The sport was invented in Hawaii in the 1950s, when surfers started customising skateboards with bigger wheels and looser trucks to make them more like surfboards. These Hawaiian pioneers would drive up volcanoes and glide down, carving S-shaped turns as if on a peeling wave. Over the years, longboarders developed tricks and started speeding down hills at more than 90mph – but the primary appeal has always been a certain languorous elegance; a free-spirited surfer vibe, more at home in nature than gritty skateboarding. There’s a scene in The Secret Life of Walter Mitty, of Ben Stiller whizzing alone through the mossy Icelandic landscape, grinning at the wild freedom of it all.

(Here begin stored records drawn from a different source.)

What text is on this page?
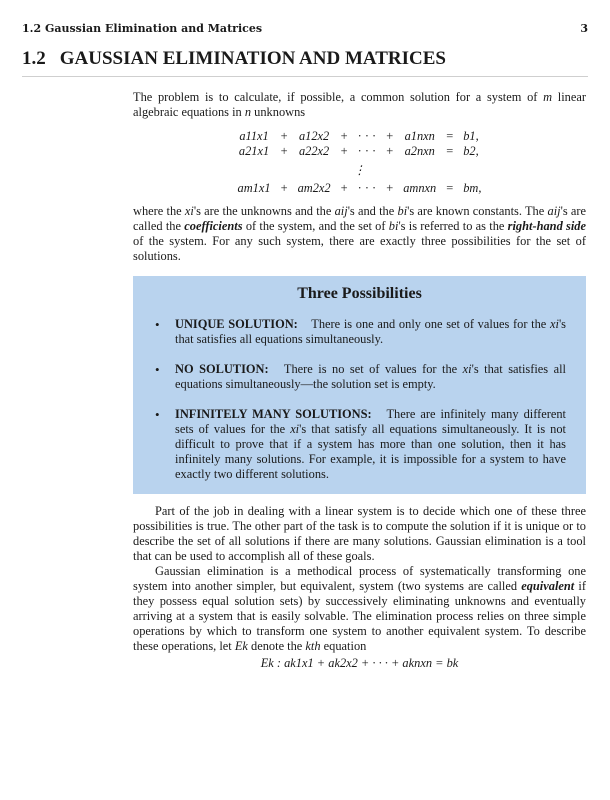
1.2 Gaussian Elimination and Matrices	3
1.2 GAUSSIAN ELIMINATION AND MATRICES

The problem is to calculate, if possible, a common solution for a system of m linear algebraic equations in n unknowns

a11x1	+	a12x2	+	· · ·	+	a1nxn	=	b1,
a21x1	+	a22x2	+	· · ·	+	a2nxn	=	b2,
⋮								
am1x1	+	am2x2	+	· · ·	+	amnxn	=	bm,

where the xi's are the unknowns and the aij's and the bi's are known constants. The aij's are called the coefficients of the system, and the set of bi's is referred to as the right-hand side of the system. For any such system, there are exactly three possibilities for the set of solutions.

Three Possibilities
• UNIQUE SOLUTION: There is one and only one set of values for the xi's that satisfies all equations simultaneously.
• NO SOLUTION: There is no set of values for the xi's that satisfies all equations simultaneously—the solution set is empty.
• INFINITELY MANY SOLUTIONS: There are infinitely many different sets of values for the xi's that satisfy all equations simultaneously. It is not difficult to prove that if a system has more than one solution, then it has infinitely many solutions. For example, it is impossible for a system to have exactly two different solutions.

Part of the job in dealing with a linear system is to decide which one of these three possibilities is true. The other part of the task is to compute the solution if it is unique or to describe the set of all solutions if there are many solutions. Gaussian elimination is a tool that can be used to accomplish all of these goals.

Gaussian elimination is a methodical process of systematically transforming one system into another simpler, but equivalent, system (two systems are called equivalent if they possess equal solution sets) by successively eliminating unknowns and eventually arriving at a system that is easily solvable. The elimination process relies on three simple operations by which to transform one system to another equivalent system. To describe these operations, let Ek denote the kth equation

Ek : ak1x1 + ak2x2 + · · · + aknxn = bk
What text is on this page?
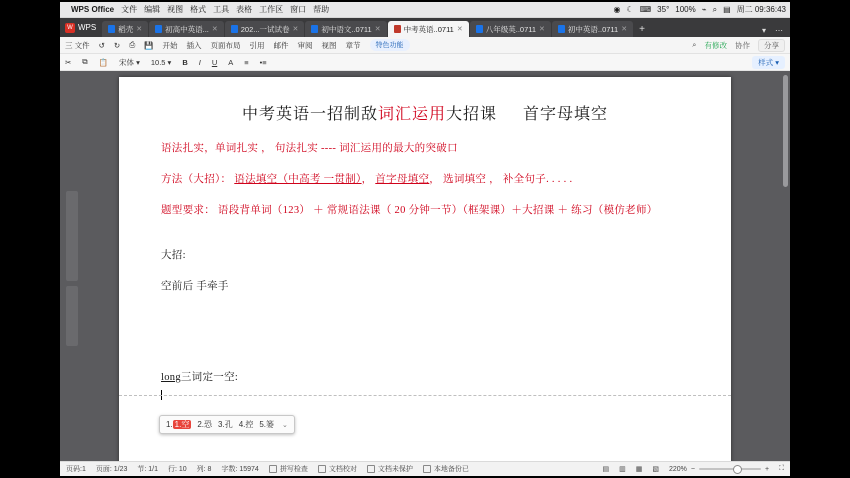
WPS Office 文件 编辑 视图 格式 工具 表格 工作区 窗口 帮助	◉ ☾ ⌨ 35° 100% ⌁ ⌕ ▤ 周二 09:36:43
W WPS	稻壳 ✕	初高中英语... ✕	202...一试试卷 ✕	初中语文..0711 ✕	中考英语..0711 ✕	八年级英..0711 ✕	初中英语..0711 ✕	+	▾	⋯
三 文件 ↺ ↻ ⎙ 💾 开始 插入 页面布局 引用 邮件 审阅 视图 章节	特色功能	⌕ 有修改 协作	分享
✂ ⧉ 📋 宋体 ▾ 10.5 ▾ B I U A ≡ •≡	样式 ▾
中考英语一招制敌词汇运用大招课 首字母填空
语法扎实，单词扎实 ， 句法扎实 ---- 词汇运用的最大的突破口
方法（大招）： 语法填空（中高考 一贯制）， 首字母填空， 选词填空 ， 补全句子. . . . .
题型要求： 语段背单词（123） ＋ 常规语法课（ 20 分钟一节）（框架课）＋大招课 ＋ 练习（模仿老师）
大招:
空前后 手牵手
long三词定一空:
1. 1.空 2.恐 3.孔 4.控 5.篓 ⌄
页码:1 页面: 1/23 节: 1/1 行: 10 列: 8 字数: 15974	拼写检查	文档校对	文档未保护	本地备份已	▤ ▥ ▦ ▧ 220% −	+ ⛶
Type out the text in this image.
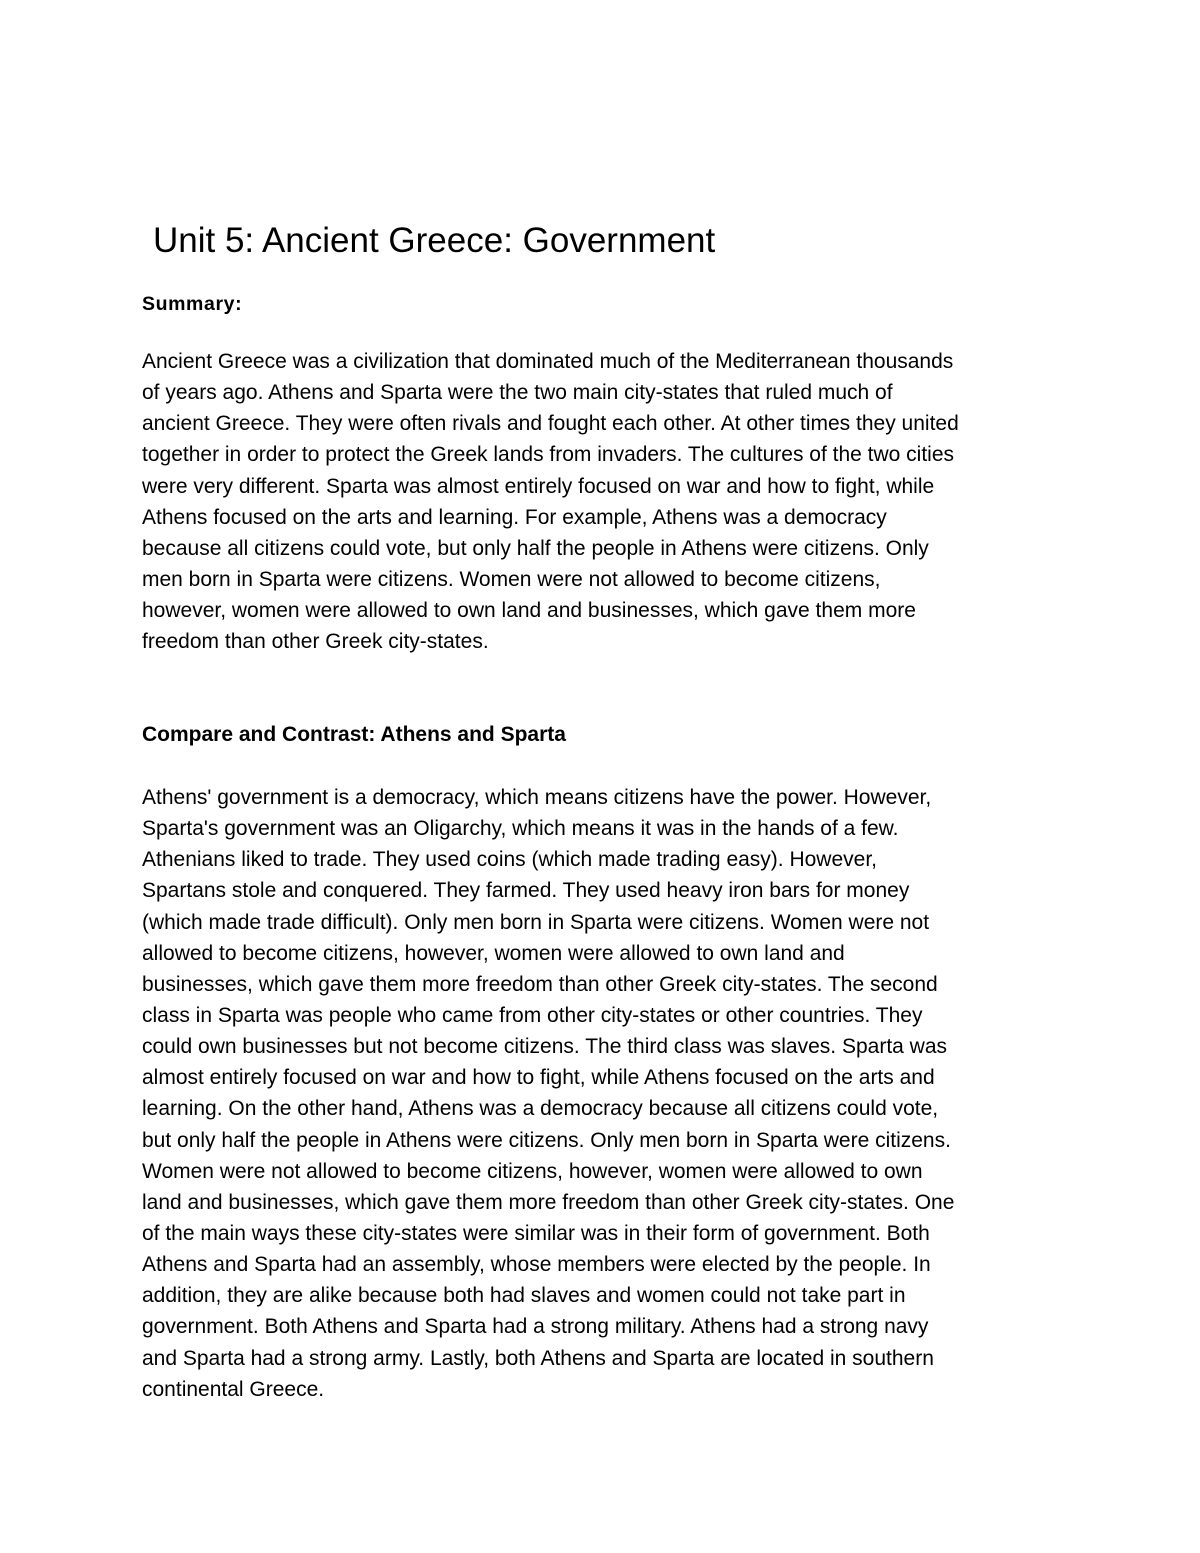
Unit 5: Ancient Greece: Government
Summary:
Ancient Greece was a civilization that dominated much of the Mediterranean thousands
of years ago. Athens and Sparta were the two main city-states that ruled much of
ancient Greece. They were often rivals and fought each other. At other times they united
together in order to protect the Greek lands from invaders. The cultures of the two cities
were very different. Sparta was almost entirely focused on war and how to fight, while
Athens focused on the arts and learning. For example, Athens was a democracy
because all citizens could vote, but only half the people in Athens were citizens. Only
men born in Sparta were citizens. Women were not allowed to become citizens,
however, women were allowed to own land and businesses, which gave them more
freedom than other Greek city-states.
Compare and Contrast: Athens and Sparta
Athens' government is a democracy, which means citizens have the power. However,
Sparta's government was an Oligarchy, which means it was in the hands of a few.
Athenians liked to trade. They used coins (which made trading easy). However,
Spartans stole and conquered. They farmed. They used heavy iron bars for money
(which made trade difficult). Only men born in Sparta were citizens. Women were not
allowed to become citizens, however, women were allowed to own land and
businesses, which gave them more freedom than other Greek city-states. The second
class in Sparta was people who came from other city-states or other countries. They
could own businesses but not become citizens. The third class was slaves. Sparta was
almost entirely focused on war and how to fight, while Athens focused on the arts and
learning. On the other hand, Athens was a democracy because all citizens could vote,
but only half the people in Athens were citizens. Only men born in Sparta were citizens.
Women were not allowed to become citizens, however, women were allowed to own
land and businesses, which gave them more freedom than other Greek city-states. One
of the main ways these city-states were similar was in their form of government. Both
Athens and Sparta had an assembly, whose members were elected by the people. In
addition, they are alike because both had slaves and women could not take part in
government. Both Athens and Sparta had a strong military. Athens had a strong navy
and Sparta had a strong army. Lastly, both Athens and Sparta are located in southern
continental Greece.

That spirit is central to the movement, which includes all kinds of women across the world. In Nice, Marina Corrêa spins along the old boardwalk, flicking her dreadlocks to a reggaeton soundtrack. Seoul freestyle longboarder Ko Hyojoo (pictured below) is the queen of a flourishing Korean community, dancing on her board in cute knee-high socks to the tune of 568,000 Instagram followers and partnerships with Chanel and Gucci. Chinese boarder Mu Qing skates through Chengdu in a hoodie and Vans, filmed by a friend on a smartphone for her 500,000 followers on the Douyin video app. In Malaysia, Fatin Amalina whooshes between Kuala Lumpur’s shiny skyscrapers in a hijab.